All the Dirty SecretsSet in the upscale DC private school scene, where silence can easily be bought, Aggie Blum Thompson’s All the Dirty Secrets asks how far you would go to protect your status and your family, and if some secrets should ever be revealed.

One warm summer night twenty-five years ago, Liza Gold and her friends celebrated their high school graduation with a party on the beach. It should have been the best night of their lives, only one of them never came back out of the ocean.

The tragedy haunted Liza Gold for years. Now, she’s a recently divorced working mom struggling to connect with her standoffish teenager daughter Zoe when history repeats itself. Another young woman has drowned at Beach Week, and this time the victim is Zoe’s secret best friend.

Liza begins to suspect that the two deaths are somehow related, which causes her to face hard truths and take an unflinching look at the people she’s called her closest friends for the past two decades. She must discover what really happened to both women before it’s too late.

All the Dirty Secrets will be available on July 12th, 2022. Please enjoy the following excerpt!


CHAPTER ONE

LIZA

If your friends won’t lie to you, who will?

“Seriously, Liza. You do not look a day over thirty.” Shelby takes a big swig of her whiskey sour and crunches down on an ice cube. “I mean, you still got it.”

“Uh-huh.” I blink. I look every day of my forty-six years, and she knows it. Shelby has been my personal cheerleader since we met at Washington Prep in sixth grade, and I don’t know what I’d do without her slightly deluded optimism. Especially this past year.

“I agree.” Todd leans across the small table so he can be heard above the din of the bar. “I’d date you.”

“Gross.” Shelby punches him in the shoulder. “You mean if you weren’t married to her best friend, right, hon?”
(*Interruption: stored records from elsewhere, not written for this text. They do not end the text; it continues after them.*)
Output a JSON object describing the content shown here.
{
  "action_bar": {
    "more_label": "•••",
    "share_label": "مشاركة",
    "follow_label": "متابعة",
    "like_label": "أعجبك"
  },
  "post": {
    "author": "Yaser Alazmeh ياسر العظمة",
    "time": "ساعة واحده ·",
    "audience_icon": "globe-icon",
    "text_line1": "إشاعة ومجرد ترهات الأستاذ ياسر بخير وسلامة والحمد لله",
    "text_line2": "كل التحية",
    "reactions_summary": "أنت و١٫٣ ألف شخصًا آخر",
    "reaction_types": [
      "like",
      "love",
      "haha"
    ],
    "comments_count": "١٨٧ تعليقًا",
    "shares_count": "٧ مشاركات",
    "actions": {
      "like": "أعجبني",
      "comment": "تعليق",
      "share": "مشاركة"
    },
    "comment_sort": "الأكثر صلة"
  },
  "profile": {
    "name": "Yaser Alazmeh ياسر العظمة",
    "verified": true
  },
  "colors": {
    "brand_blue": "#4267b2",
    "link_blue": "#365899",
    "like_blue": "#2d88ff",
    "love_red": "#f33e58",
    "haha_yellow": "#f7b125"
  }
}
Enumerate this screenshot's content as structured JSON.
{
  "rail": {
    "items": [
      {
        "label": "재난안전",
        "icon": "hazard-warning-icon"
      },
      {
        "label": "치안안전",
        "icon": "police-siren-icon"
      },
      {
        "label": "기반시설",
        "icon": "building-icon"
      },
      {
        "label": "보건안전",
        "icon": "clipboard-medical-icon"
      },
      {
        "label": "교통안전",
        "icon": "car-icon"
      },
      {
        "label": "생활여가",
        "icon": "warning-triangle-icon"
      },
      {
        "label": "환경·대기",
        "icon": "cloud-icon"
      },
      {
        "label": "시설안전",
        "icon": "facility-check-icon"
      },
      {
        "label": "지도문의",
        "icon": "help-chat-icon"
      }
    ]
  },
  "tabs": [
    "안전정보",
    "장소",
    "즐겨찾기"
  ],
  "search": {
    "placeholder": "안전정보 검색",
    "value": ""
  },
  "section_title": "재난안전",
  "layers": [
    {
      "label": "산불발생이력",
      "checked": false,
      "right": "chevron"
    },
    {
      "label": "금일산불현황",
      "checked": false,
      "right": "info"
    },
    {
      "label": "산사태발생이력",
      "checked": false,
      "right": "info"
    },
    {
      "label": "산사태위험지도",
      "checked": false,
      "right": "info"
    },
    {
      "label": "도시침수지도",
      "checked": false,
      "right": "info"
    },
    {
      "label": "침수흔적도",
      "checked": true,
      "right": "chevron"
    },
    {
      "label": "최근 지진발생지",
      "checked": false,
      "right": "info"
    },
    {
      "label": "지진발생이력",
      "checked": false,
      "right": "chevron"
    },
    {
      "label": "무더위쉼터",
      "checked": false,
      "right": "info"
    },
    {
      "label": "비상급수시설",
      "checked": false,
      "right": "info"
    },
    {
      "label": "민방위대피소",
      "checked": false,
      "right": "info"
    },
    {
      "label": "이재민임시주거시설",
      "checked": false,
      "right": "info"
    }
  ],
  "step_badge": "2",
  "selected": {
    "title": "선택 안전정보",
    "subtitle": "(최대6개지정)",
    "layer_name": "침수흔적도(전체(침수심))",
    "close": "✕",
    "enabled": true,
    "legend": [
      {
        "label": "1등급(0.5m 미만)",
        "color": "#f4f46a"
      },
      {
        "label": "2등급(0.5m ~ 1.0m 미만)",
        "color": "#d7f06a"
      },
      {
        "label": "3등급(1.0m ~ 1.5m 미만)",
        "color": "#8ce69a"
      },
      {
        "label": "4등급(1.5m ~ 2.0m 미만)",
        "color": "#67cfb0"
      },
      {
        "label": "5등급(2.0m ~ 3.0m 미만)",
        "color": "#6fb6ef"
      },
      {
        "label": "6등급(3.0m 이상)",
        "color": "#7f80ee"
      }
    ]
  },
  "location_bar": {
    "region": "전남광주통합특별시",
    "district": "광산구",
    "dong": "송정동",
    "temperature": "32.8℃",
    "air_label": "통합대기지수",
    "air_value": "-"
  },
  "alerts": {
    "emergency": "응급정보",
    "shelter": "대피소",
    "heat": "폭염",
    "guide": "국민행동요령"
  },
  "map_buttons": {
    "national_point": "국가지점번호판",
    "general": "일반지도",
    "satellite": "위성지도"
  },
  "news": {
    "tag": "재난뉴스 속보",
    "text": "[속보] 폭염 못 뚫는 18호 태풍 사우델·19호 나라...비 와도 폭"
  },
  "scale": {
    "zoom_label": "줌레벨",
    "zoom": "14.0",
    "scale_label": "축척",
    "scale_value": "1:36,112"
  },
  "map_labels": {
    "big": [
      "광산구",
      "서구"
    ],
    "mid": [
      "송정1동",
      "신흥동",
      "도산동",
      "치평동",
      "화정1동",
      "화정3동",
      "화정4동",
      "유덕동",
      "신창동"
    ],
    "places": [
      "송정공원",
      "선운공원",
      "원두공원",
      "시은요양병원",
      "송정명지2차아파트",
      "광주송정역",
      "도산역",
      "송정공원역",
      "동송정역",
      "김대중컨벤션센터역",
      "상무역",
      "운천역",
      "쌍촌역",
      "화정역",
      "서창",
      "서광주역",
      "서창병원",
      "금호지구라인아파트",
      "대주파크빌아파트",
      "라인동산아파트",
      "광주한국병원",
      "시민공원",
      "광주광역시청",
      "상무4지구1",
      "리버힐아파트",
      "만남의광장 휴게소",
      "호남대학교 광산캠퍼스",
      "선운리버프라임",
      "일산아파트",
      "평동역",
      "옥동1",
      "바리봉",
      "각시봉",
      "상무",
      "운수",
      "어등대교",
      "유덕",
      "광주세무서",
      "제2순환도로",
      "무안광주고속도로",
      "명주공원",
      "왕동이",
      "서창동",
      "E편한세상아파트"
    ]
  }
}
Archer lets out a howl, and Todd rubs his arm with exaggerated care. I laugh, too, maybe for the first time in months. The four of us have been friends since high school, and when we’re together, some subtle alchemy happens that melts away all of life’s problems.

Washington, and all the frenzied hustle of our complicated, busy lives, is less than three hours away, but crossing the Bay Bridge this afternoon was like traveling back in time to when we had nothing to worry about but how we would fill a long weekend.

Together, here in Dewey Beach, we are forever young.

“Remember when we needed fake IDs to get in to the Corkboard?” Todd asks.

We didn’t need fake IDs.” Shelby gestures toward me. “’Cause we were cute.”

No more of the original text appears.